I painted the warp yesterday. Here it is:

In the top section, I applied a different color every 2″; some of the colors bled into each other, which is why there is almost no turquoise and almost no gold.
In the second section, also a different color every 2″, but I diluted the dye by 50%. The result is a more intense chroma (“brighter”) color and also a slight lightening of the mid-range colors.
In the third section, the dye is also diluted but the sections are 4″ long (there is now noticeably more gold).

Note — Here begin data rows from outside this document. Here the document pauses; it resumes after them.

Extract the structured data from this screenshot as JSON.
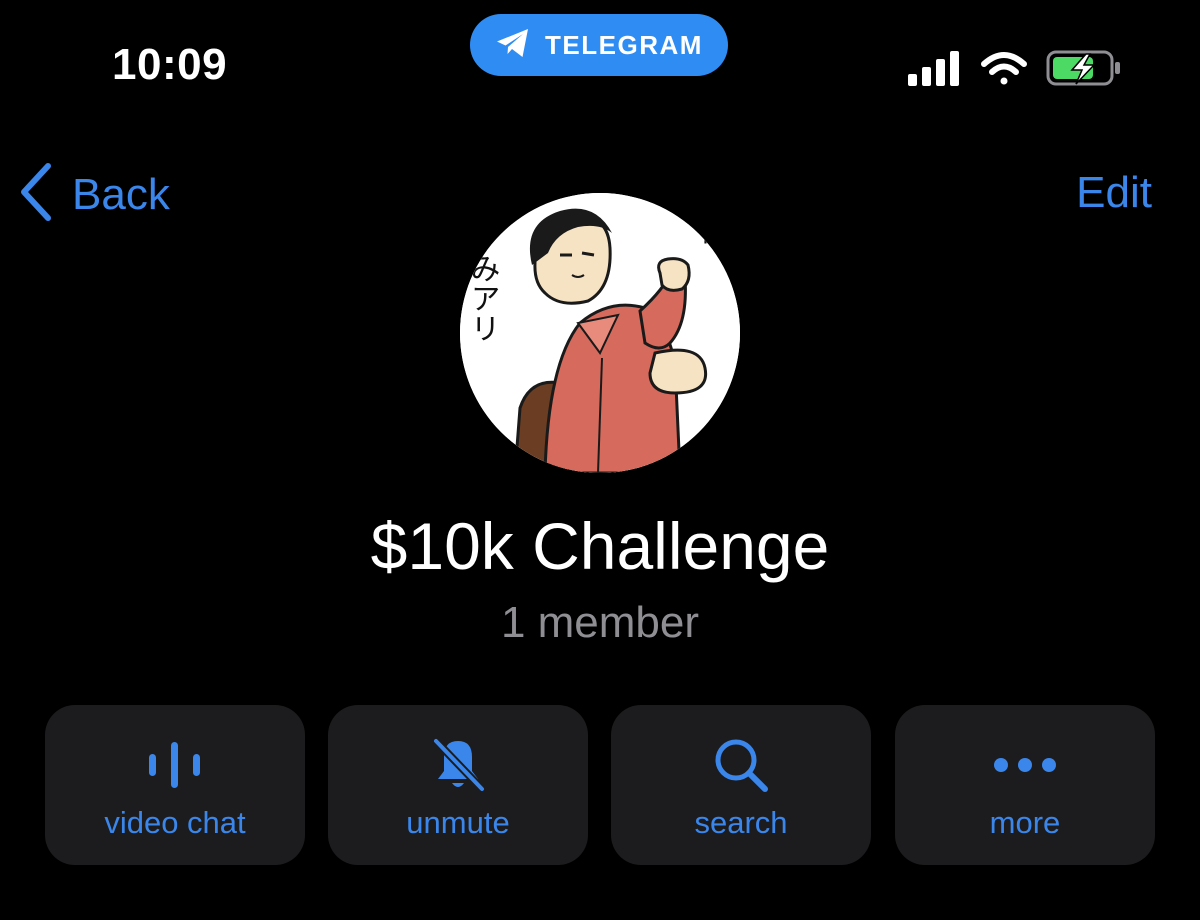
{
  "status_bar": {
    "time": "10:09",
    "app_pill_label": "TELEGRAM",
    "battery_state": "charging"
  },
  "nav": {
    "back_label": "Back",
    "edit_label": "Edit"
  },
  "group": {
    "title": "$10k Challenge",
    "subtitle": "1 member",
    "avatar_text": "みアリ"
  },
  "actions": [
    {
      "label": "video chat",
      "icon": "voice-chat-icon"
    },
    {
      "label": "unmute",
      "icon": "bell-slash-icon"
    },
    {
      "label": "search",
      "icon": "search-icon"
    },
    {
      "label": "more",
      "icon": "more-dots-icon"
    }
  ],
  "colors": {
    "background": "#000000",
    "accent": "#3a86ea",
    "pill": "#2f8cf3",
    "button_bg": "#1c1c1e",
    "subtitle": "#8e8e93",
    "battery_fill": "#4cd964"
  }
}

I painted all the sections at once, so they would line up perfectly if I chose to go that route, and so the repeats would be regular. I have not yet decided how to stagger the sections. Here are two possibilities: regular and semi-random:


Of these I like the semi-random better. The first one is visually confusing as the eye staggers back and forth between the lines of turquoise and gold; the second one spreads out the dots of lighter-value color, so the eye flits back and forth between them, taking in the other colors as it goes.
Note that the semi-random is not actually random; in fact, it is very carefully arranged so the colors do NOT line up with each other (rather like a satin draft). I don’t want the colors “pooling” into a single larger section; I want the mix of colors to be consistent along the entire length of the fabric. This is because garment design is much simpler if you don’t have a huge, unexpected blob of some random color (especially yellow) to contend with. This is why I carefully lined the warps up and painted them together, so I could avoid that spacing.
This particular semi-random has a diagonal running down it (follow the turquoise sections to see), which I would probably eliminate when actually warping up the sample.
What now? Well, I need to weave it up. I have thought about how best to handle warping for this sample, and think that it’s probably best not to beam on the warp at all, but to throw it in chains off the back of the loom. Or, more accurately, to put it through a raddle and over the top of the trapeze.
Doing it this way will allow me to try different arrangements of the warp chains “on the fly”. Between samples, I can pull one or more sections forward until they line up as I want, and because the warp chains are independently weighted, it won’t affect the other warp chains. If I beam onto the back beam, I’m committed to a single arrangement of warp chains for the entire duration of the piece. So hanging off a trapeze will be better for my sampling.
First, however, I need to finish the qiviut scarf! It is on the loom with about 8″ woven. Mike is napping right now, but as soon as he gets up, I’m going to start weaving again. I’m hoping to finish it this afternoon, so I can start getting the painted warp onto the loom!